Later, we wash the dishes together, another slice of domesticity that feels surreal in its ordinariness. His shoulder brushes mine as we work, a casual intimacy that sends warmth spreading through my chest.
"This is like an arranged marriage," I say, handing him the last plate.
He glances at me. "What do you mean?"
"We didn't choose each other. Not really. The prime match, the heat, all of it. And now we're stuck together, trying to build something out of it." I set down the dish towel. "My grandmother had an arranged marriage. She used to say the love came later, if you were lucky. If you did the work."
"Are we lucky?"
"I don't know yet." I turn to face him fully. "But I think I want to find out."
Carter is very still. The kitchen is quiet around us, just the tick of the cooling stove and the wind outside.
He kisses me then, gentle and slow. When we break apart, he's smiling. "Are you ready for bed?"
I answer by taking his hand and pulling him toward the bedroom door. "We've already made a baby together. I think we can handle sharing a mattress."
The bedroom is warm, the bed softer than I remember. We undress in the lamplight. My body has changed so much since the last time we were here. I'm self-conscious about it, about the rounded belly and swollen everything, but Carter looks at me like I'm something precious.
"You're beautiful," he says.
"I'm huge."
"You're carrying our daughter." He sits on the edge of the bed, pulls me to stand between his knees. His hands span my belly, warm and reverent. "You're the most beautiful thing I've ever seen."
I want to argue. I want to deflect with a joke or a sharp comment. Instead, I thread my fingers through his hair and let myself believe him.
We don't have sex. We're both exhausted, and my body isn't particularly interested in anything athletic right now. But we lie tangled together in the dark, Carter's front pressed to my back, his hand resting over the baby.

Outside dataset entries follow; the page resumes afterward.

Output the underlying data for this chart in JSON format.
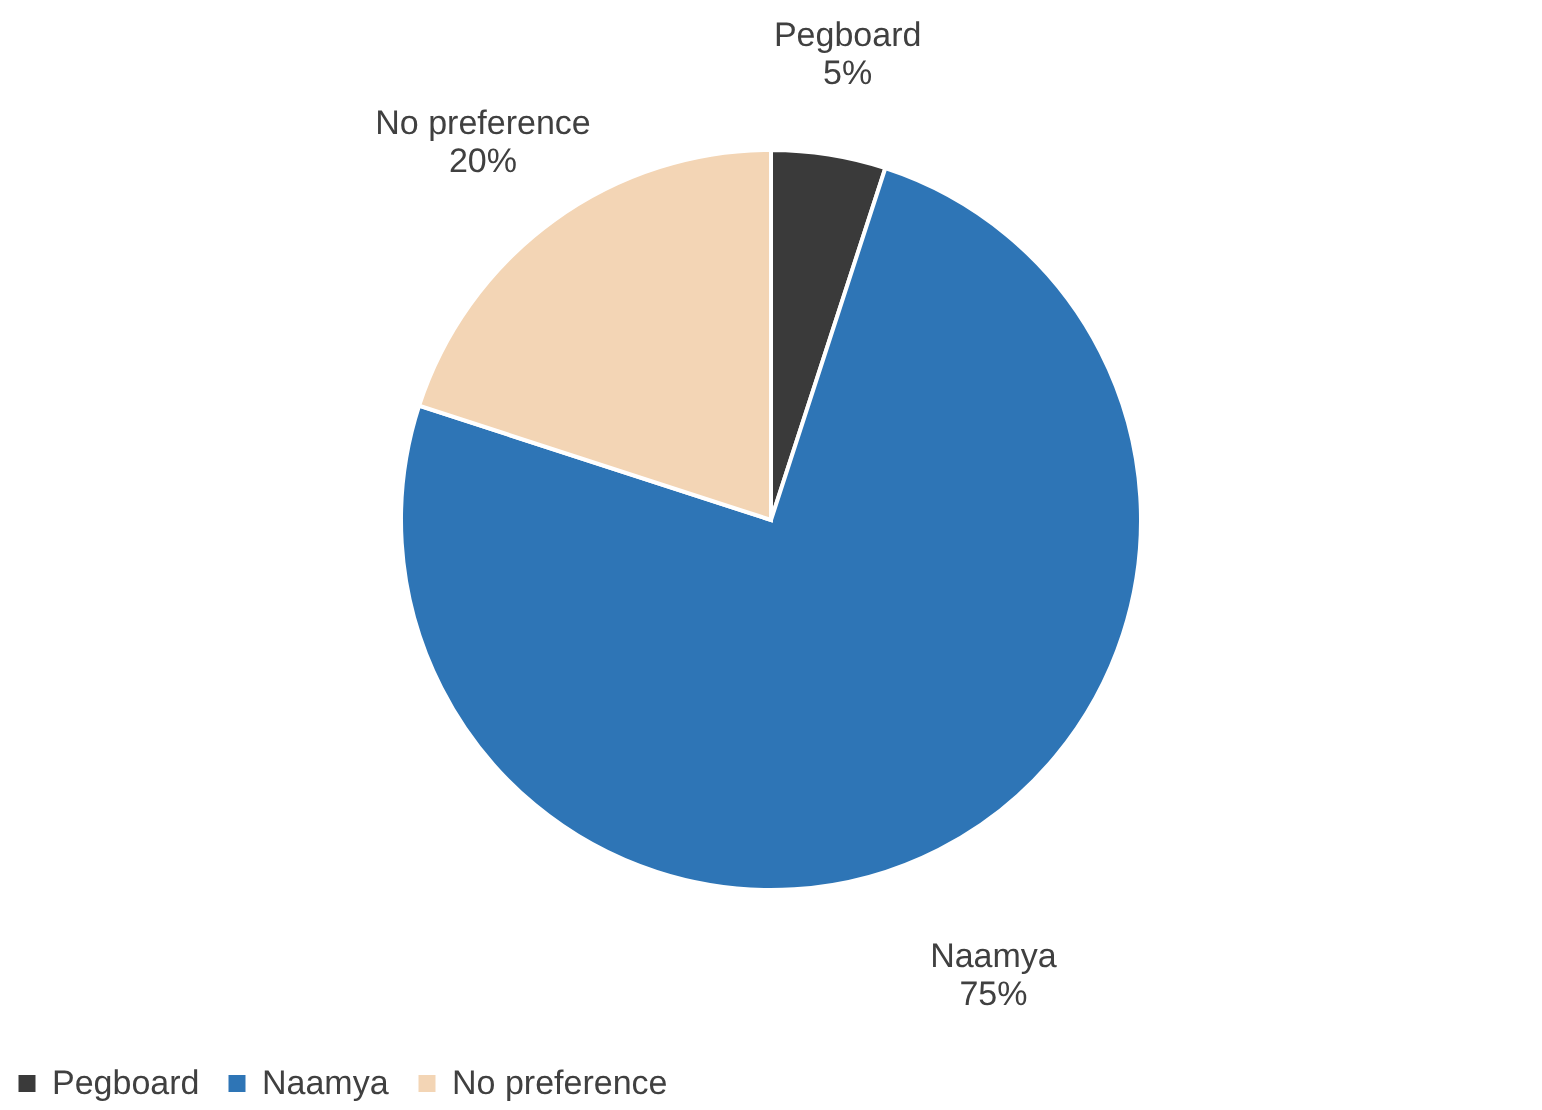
{
  "chart_data": {
    "type": "pie",
    "categories": [
      "Pegboard",
      "Naamya",
      "No preference"
    ],
    "values": [
      5,
      75,
      20
    ],
    "value_labels": [
      "5%",
      "75%",
      "20%"
    ],
    "colors": [
      "#3a3a3a",
      "#2e75b6",
      "#f3d5b5"
    ],
    "legend": "bottom"
  }
}
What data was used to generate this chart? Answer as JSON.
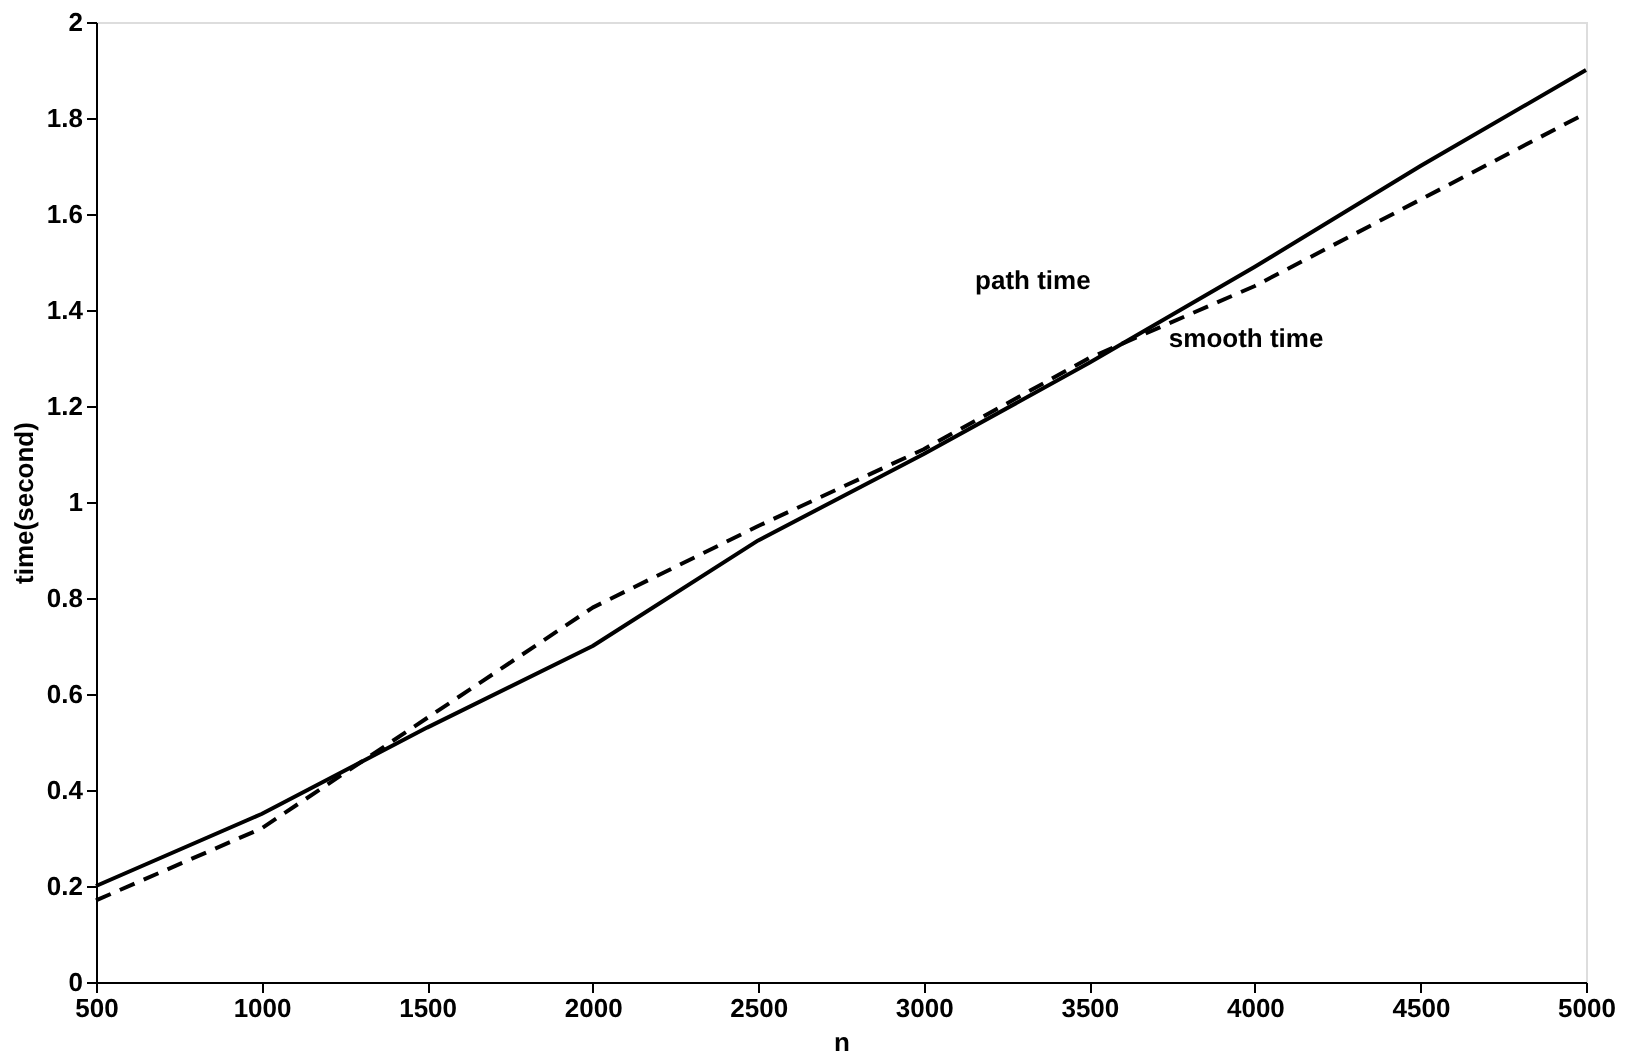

"We should talk about names," I murmur.
"Not tonight."
"Soon, though. She's going to be here in three months. We can't keep calling her 'the baby.'"
"She'll have a name when she needs one." He presses a kiss to my shoulder. "Right now, I just want this. You and me and her, together. Everything else can wait."
I close my eyes. The baby kicks against Carter's palm, and I feel him smile against my skin.
"Carter?"
"Mm?"
"I'm glad it was you too."
His arm tightens around me. He doesn't say anything. He doesn't need to.
I fall asleep with his heartbeat against my back and his hand over our daughter, and for the first time in months, I don't dream about anything at all.
24. Carter
Jamie's hand closes around my wrist in the early hours of the morning.
I'm awake instantly. Three months of sharing a bed with a heavily pregnant omega has trained me to sleep light. The room is dark, just the faint glow of the city through the curtains, and Jamie is very still beside me.